Influence of iron-modified biochar on phosphate transport and deposition in saturated porous media under varying pH, ionic strength, and biochar dosage.

Phosphorus (P) is one of the essential nutrients required for plants; however, loss of phosphorus from agricultural areas results in water quality impairment. This research aims to investigate the transport and deposition of phosphate at different solution chemistries and phosphate-biochar dosages under (a) individual phosphate flow, (b) phosphate transport followed by biochar, and (c) co-transport of biochar-phosphate in saturated porous media. Breakthrough curves (BTCs) for phosphate were generated to understand the effect of pine raw biochar (BC) and iron-modified biochar (Fe-BC) on phosphate transport and deposition under varying solutions, pH (5.5 ± 0.1-10.5 ± 0.1), ionic strength (0-10 mM), phosphate (10-20 mg/L), and biochar dosages (100-200 mg/L) in saturated porous media.
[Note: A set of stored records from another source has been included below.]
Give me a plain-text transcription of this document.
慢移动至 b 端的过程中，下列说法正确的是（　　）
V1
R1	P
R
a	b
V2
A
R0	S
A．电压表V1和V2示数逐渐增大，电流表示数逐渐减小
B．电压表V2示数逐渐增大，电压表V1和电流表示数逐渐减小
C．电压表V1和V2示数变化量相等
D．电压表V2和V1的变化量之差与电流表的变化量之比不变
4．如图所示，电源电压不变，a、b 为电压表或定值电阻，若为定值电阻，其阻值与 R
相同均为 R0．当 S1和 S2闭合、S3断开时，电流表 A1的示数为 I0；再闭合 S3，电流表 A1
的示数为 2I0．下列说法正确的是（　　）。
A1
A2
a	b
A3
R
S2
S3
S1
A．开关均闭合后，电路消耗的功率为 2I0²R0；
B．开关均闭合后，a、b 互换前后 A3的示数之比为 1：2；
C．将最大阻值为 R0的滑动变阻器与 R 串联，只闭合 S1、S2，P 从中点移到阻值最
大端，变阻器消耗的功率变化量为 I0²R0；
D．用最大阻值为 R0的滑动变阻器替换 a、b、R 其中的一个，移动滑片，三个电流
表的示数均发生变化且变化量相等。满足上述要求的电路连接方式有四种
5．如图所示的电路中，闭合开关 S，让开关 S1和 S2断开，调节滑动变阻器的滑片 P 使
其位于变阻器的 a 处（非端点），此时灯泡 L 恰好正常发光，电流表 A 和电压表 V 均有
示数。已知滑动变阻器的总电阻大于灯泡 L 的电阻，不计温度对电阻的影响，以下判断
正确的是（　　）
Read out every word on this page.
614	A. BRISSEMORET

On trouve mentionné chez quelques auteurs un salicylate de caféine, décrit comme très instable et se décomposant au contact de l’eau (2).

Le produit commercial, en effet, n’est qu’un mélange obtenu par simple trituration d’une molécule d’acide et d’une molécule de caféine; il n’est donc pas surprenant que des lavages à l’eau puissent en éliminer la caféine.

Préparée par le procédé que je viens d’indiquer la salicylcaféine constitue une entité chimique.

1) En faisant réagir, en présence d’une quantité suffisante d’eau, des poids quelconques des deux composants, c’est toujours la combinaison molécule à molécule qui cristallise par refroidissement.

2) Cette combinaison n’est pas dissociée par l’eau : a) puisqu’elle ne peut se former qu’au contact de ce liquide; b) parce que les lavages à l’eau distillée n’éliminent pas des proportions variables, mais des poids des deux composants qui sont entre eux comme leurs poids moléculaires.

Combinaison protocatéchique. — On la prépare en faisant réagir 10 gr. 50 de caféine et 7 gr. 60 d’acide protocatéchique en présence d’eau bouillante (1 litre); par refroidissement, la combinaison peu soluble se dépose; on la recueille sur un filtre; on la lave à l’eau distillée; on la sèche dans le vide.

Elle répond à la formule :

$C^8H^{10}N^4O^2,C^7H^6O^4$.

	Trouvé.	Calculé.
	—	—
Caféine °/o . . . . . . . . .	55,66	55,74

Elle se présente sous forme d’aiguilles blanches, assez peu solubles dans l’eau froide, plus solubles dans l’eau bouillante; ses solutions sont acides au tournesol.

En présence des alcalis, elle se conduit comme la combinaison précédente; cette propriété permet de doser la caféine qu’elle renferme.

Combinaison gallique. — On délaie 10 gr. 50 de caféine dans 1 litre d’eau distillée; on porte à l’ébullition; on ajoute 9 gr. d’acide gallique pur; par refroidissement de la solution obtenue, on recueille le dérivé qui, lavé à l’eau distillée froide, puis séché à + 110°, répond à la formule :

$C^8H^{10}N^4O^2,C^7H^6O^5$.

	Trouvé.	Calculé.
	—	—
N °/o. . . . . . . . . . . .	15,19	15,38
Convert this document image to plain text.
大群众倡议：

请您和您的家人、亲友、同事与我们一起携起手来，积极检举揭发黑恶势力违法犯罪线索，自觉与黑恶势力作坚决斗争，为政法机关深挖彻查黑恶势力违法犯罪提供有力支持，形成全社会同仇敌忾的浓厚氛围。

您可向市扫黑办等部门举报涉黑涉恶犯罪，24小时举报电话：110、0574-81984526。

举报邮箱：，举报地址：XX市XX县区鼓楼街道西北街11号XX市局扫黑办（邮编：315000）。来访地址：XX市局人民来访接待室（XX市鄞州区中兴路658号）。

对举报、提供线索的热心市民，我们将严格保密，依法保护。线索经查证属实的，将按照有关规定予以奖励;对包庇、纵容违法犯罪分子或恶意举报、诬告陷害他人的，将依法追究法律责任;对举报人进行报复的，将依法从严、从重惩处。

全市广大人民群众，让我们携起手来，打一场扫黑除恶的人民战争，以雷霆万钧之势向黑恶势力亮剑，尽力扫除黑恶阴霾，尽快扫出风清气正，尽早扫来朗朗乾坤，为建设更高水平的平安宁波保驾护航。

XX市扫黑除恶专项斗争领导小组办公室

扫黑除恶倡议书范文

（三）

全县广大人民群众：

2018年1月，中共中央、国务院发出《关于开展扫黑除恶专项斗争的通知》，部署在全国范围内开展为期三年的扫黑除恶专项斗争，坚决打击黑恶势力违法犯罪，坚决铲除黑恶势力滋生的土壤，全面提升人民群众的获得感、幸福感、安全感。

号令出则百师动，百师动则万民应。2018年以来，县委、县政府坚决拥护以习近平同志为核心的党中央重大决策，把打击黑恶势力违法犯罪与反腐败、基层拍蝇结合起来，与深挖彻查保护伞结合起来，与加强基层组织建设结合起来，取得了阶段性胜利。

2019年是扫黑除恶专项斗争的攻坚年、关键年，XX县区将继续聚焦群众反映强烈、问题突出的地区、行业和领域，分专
Results revealed increased deposition of BC and Fe-BC at high ionic strength (IS), i.e., 10 mM compared to 0 mM. The BTCs of phosphate (10-20 mg/L) transport at increasing IS showed delayed elute and long tailing curves compared to BTCs of tracer. Further, phosphate transport using BTCs in biochar-mediated saturated porous media was investigated at 10-20 mg/L phosphate, where maximum retardation (37%) was observed at pH 6.7 ± 0.1 and 0 mM IS due to the availability of active sites for 10 mg/L phosphate using Fe-BC than BC. The BTCs of phosphate transport at pH 6.7 ± 0.1 and 0-10 mM IS showed 37% and 40% phosphate deposition in Fe-BC-mediated columns for 0 mM and 10 mM, respectively, than BC-mediated columns. For BC, maximum phosphate adsorption was observed at pH 5.5 ± 0.1, whereas for Fe-BC, it was observed at pH 6.7 ± 0.1 at 10 mM IS. The least adsorption was observed at pH of 10.5 ± 0.1 for both BC and Fe-BC. Similar phosphate retardation BTCs for BC and Fe-BC at 10 mM were observed with adsorption of 40% phosphate for 100-200 mg/L biochar dosages. Besides, co-transport and deposition of biochar and phosphate, considering with and without ripening effect, reported high phosphate retardation using Fe-BC than BC at pH of 6.7 ± 0.1 and 10 mM IS due to chemical non-equilibrium and mass transfer. Taken together, iron-modified biochar (Fe-BC) showed significant adsorptive potential for phosphate management in saturated porous media. Overall, modeling of transport and deposition of phosphate and biochar are significant to understanding fate, nutrient mobility & management, biochar-phosphate interactions, and remediation designs in saturated porous media.